Re: Using own InputSplit

2011-05-29 Thread Michel Segel
You can add that sometimes the input file is too small and you don't get the 
desired parallelism. 

Sent from a remote device. Please excuse any typos...

Mike Segel

On May 27, 2011, at 12:25 PM, Harsh J ha...@cloudera.com wrote:

 Mohit,
 
 On Fri, May 27, 2011 at 10:44 PM, Mohit Anchlia mohitanch...@gmail.com 
 wrote:
 Actually this link confused me
 
 http://hadoop.apache.org/common/docs/current/mapred_tutorial.html#Job+Input
 
 Clearly, logical splits based on input-size is insufficient for many
 applications since record boundaries must be respected. In such cases,
 the application should implement a RecordReader, who is responsible
 for respecting record-boundaries and presents a record-oriented view
 of the logical InputSplit to the individual task.
 
 But it looks like application doesn't need to do that since it's done
 default? Or am I misinterpreting this entirely?
 
 For any type of InputFormat Hadoop provides along with itself, it
 should already handle this for you (Text Files (say, \n-ended),
 Sequence Files, Avro Datafiles).
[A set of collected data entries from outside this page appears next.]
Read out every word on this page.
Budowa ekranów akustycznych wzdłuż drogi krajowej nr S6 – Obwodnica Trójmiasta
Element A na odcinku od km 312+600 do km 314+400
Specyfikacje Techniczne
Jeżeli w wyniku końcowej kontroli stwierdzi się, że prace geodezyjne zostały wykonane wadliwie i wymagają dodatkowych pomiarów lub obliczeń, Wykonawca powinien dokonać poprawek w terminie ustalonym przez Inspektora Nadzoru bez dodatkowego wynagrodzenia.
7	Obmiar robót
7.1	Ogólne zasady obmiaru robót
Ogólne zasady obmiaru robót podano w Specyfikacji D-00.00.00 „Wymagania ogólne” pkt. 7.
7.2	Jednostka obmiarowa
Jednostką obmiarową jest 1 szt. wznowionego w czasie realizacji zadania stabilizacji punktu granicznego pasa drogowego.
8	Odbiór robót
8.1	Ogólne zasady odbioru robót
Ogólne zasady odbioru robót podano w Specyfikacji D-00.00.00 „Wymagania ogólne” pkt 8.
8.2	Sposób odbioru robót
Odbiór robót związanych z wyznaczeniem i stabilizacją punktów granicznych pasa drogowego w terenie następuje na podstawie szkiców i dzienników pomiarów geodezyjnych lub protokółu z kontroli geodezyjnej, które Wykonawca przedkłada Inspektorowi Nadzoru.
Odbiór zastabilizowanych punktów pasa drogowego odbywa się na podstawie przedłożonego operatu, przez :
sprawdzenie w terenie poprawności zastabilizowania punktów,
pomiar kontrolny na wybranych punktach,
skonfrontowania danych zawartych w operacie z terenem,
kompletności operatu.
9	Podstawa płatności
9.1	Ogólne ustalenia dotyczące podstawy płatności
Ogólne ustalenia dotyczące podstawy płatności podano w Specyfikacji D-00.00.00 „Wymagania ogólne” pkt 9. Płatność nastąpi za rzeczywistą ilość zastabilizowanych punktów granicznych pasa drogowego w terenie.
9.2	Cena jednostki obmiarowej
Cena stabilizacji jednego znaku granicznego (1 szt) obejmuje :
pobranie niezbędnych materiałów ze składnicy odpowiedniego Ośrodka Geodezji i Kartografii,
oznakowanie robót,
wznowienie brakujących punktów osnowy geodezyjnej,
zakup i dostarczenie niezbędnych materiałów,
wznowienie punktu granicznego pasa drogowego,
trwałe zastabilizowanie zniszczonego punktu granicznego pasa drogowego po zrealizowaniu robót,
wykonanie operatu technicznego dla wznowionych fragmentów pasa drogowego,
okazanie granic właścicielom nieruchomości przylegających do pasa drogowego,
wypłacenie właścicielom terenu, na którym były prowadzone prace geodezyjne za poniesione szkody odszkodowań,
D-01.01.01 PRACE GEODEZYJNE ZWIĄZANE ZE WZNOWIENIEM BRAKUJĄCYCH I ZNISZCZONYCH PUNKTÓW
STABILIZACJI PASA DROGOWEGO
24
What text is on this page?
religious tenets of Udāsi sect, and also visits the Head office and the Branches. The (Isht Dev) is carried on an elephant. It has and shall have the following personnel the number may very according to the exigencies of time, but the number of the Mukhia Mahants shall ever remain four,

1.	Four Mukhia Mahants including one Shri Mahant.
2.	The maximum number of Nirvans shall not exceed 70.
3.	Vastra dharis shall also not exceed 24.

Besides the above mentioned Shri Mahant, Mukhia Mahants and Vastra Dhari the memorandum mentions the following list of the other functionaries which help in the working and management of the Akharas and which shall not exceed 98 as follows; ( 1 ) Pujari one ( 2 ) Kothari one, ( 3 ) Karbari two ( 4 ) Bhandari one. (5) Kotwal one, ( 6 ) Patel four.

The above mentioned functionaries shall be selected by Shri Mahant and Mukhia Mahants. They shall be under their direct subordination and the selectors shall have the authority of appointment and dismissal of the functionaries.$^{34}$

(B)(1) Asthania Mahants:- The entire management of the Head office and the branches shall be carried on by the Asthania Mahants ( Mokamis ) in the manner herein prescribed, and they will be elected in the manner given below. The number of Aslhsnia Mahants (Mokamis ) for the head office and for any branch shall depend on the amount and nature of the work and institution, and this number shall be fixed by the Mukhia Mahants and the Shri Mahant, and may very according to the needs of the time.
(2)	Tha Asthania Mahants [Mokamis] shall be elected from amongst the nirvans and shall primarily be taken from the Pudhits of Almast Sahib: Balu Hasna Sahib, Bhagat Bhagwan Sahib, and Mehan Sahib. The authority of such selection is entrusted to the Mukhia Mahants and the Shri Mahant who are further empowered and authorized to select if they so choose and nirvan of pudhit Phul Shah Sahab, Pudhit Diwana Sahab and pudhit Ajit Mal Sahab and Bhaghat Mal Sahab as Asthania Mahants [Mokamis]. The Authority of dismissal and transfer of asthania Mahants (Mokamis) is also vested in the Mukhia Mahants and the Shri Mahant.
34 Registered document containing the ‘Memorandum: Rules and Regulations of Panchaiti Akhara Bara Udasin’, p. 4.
If you have a custom file format that
 defines its own record delimiter character(s); you would surely need
 to write your own InputFormat that splits across properly (the wiki
 still helps on how to manage the reads across the first split and the
 subsequents).
 
 -- 
 Harsh J
 


Using own InputSplit

2011-05-27 Thread Mohit Anchlia
I am new to hadoop and from what I understand by default hadoop splits
the input into blocks. Now this might result in splitting a line of
record into 2 pieces and getting spread accross 2 maps. For eg: Line
abcd might get split into ab and cd. How can one prevent this in
hadoop and pig? I am looking for some examples where I can see how I
can specify my own split so that it logically splits based on the
record delimiter and not the block size. For some reason I am not able
to get right examples online.


Re: Using own InputSplit

2011-05-27 Thread Harsh J
Mohit,

Please do not cross-post a question to multiple lists unless you're
announcing something.

What you describe, does not happen; and the way the splitting is done
for Text files is explained in good detail here:
http://wiki.apache.org/hadoop/HadoopMapReduce

Hope this solves your doubt :)

On Fri, May 27, 2011 at 10:25 PM, Mohit Anchlia mohitanch...@gmail.com wrote:
 I am new to hadoop and from what I understand by default hadoop splits
 the input into blocks. Now this might result in splitting a line of
 record into 2 pieces and getting spread accross 2 maps. For eg: Line
 abcd might get split into ab and cd. How can one prevent this in
 hadoop and pig? I am looking for some examples where I can see how I
 can specify my own split so that it logically splits based on the
 record delimiter and not the block size. For some reason I am not able
 to get right examples online.




-- 
Harsh J


Re: Using own InputSplit

2011-05-27 Thread Mohit Anchlia
thanks! Just thought it's better to post to multiple groups together
since I didn't know where it belongs :)

On Fri, May 27, 2011 at 10:04 AM, Harsh J ha...@cloudera.com wrote:
 Mohit,

 Please do not cross-post a question to multiple lists unless you're
 announcing something.

 What you describe, does not happen; and the way the splitting is done
 for Text files is explained in good detail here:
 http://wiki.apache.org/hadoop/HadoopMapReduce

 Hope this solves your doubt :)

 On Fri, May 27, 2011 at 10:25 PM, Mohit Anchlia mohitanch...@gmail.com 
 wrote:
 I am new to hadoop and from what I understand by default hadoop splits
 the input into blocks. Now this might result in splitting a line of
 record into 2 pieces and getting spread accross 2 maps. For eg: Line
 abcd might get split into ab and cd. How can one prevent this in
 hadoop and pig? I am looking for some examples where I can see how I
 can specify my own split so that it logically splits based on the
 record delimiter and not the block size. For some reason I am not able
 to get right examples online.




 --
 Harsh J



Re: Using own InputSplit

2011-05-27 Thread Harsh J
The query fit into mapreduce-user, since it primarily dealt with how
Map/Reduce operates over data, just to clarify :)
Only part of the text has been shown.